A Fidel y Nenita, por el abrigo de sus manos.
A Daniel, por ser amigo de mis amigos.
Mi esposa se llama Cecilia y no Chila, decía Chispa, el yerno de Quino Chávez y de Yeca, pero cuando alguien le dice Chila, me pongo güevón y si tengo que pelear, peleo. Así era don Alejandro Gómez nacido en San Rafael de Poás a principios del siglo pasado. Él tenía un fusil de chispas que cargaba con vaqueta. Encendía el puro, le arrimaba la chispa a la mecha, daba mira y ¡pa! ¡pa! ¡pa!, tiro tras tiro caían los saínos a sus pies. De sus hijos, ocho eran hombres y cuatro mujeres, quince en total contando los muertos.
Gerardo, representante de los Tapagüecos, trabajaba con la compañía Foster Williams. El gobierno de los Estados Unidos y el de Costa Rica construían el aún famoso puente que une a Palmar Norte con Palmar Sur y todos mis hermanos, inclusive yo, trabajábamos allí. Por eso nuestro segundo sobrenombre era Tapagüecos. Nos decían así porque cuando construíamos los cimientes de los bastiones chorreados con polvo de piedra y cemento, aparecían bolsas de aire que al despegar las formaletas, eran huecos que teníamos que rellenar y pulir con cemento. De allí el sobrenombre de Tapagüecos. ¡Tapagüecos!, nos gritaban cuando queríamos conquistar una güila. Y agregaban: ¡Muchacha! ¡Muchacha! ¡No le haga caso! ¡Es solo un Tapagüecos! Y soltaban la risa. Por eso hice la promesa de conquistar a Nenita, la que años después resultara ser mi esposa, oriunda de San Rafael de Poás, igual que los Tapagüecos donde ninguno de esos majaderos pudiera llegar.
Santiago, mi otro hermano, nunca se bañaba. Era como María del Milagro París en sentido contrario. Alfonso, David, Lorenzo, Leonardo, Abelardo y Fidel, quien les habla, era la familia de los Tapagüecos. Mis hermanas todas se casaron. A Felícitas le decíamos Fita. Alicia era la esposa de La Segua, Emilia la de don Guás y Matilde, esposa de Guaba Seca.
Yo crecí cerca del Volcán Poás. Los domingos íbamos al cráter y llevábamos una botella de vidrio cada uno. Bajábamos hasta la laguna azufrada y la llenábamos con agua para curarnos los dientes.
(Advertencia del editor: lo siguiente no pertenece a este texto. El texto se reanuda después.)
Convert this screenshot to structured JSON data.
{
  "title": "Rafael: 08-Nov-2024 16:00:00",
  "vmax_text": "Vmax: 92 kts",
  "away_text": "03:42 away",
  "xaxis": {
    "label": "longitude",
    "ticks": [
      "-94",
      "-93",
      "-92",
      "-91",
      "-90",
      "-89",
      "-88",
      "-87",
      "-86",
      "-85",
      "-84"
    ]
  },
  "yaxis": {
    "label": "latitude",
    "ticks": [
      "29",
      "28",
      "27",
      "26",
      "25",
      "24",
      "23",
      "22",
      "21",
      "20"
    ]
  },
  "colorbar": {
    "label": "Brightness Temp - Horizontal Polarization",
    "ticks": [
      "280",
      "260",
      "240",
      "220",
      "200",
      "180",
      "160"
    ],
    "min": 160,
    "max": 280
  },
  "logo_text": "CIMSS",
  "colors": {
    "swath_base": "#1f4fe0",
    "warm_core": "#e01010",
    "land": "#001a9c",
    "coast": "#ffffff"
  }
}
Al llegar a la casa el agua se dividía en dos: abajo azufre y barro cenizo. Arriba agua oscura y barrosa, verduzca y amarillenta. Esa agua la apartábamos y en la noche, con un algodón o un trapillo lleno de ese caldo, se ponía en la muela mala que de inmediato se adormecía y se aliviaba.
A los días la muela inflamada se ponía negra y se aflojaba. Tomábamos una tenaza y la terminábamos de aflojar hasta arrancarla.
Había gente que se enjuagaba la boca con el agua azufrada durante cuatro o cinco días y al mes se le veía estrenar planchas de dientes con palomillas y coronas de oro.
Este es Fidel Gómez y Nenita en el corredor trasero de su casa donde las tardes se pasan envueltas en historias.
Sin lámparas, podían distinguir el camino a media noche.
Di media vuelta, es decir, quedé para atrás. Me agaché con los pies separados y pude distinguir al frente, colocando mi cabeza entre las piernas. Así la oscuridad se disipaba y conseguía ver unos doscientos metros adelante(1). Yo quería ubicar la dirección de la calle, percatarme del guindo y advertir la presencia de Juan, el muchacho que tenía la costumbre de esconderse y asustar.
Me cubrí con la manta negra, caminé hacia él y lo abracé fuerte.
Semanas después, en la noche, me agachaba. Veía entre las piernas y nunca más pude localizar a Juan.
(1)Era costumbre de los muchachos campesinos, cuando iban a ver la novia o después del baile del turno, en noches muy oscuras, agacharse y ver entre las piernas. Aseguraban poder distinguir con claridad a unos doscientos o trescientos metros de distancia.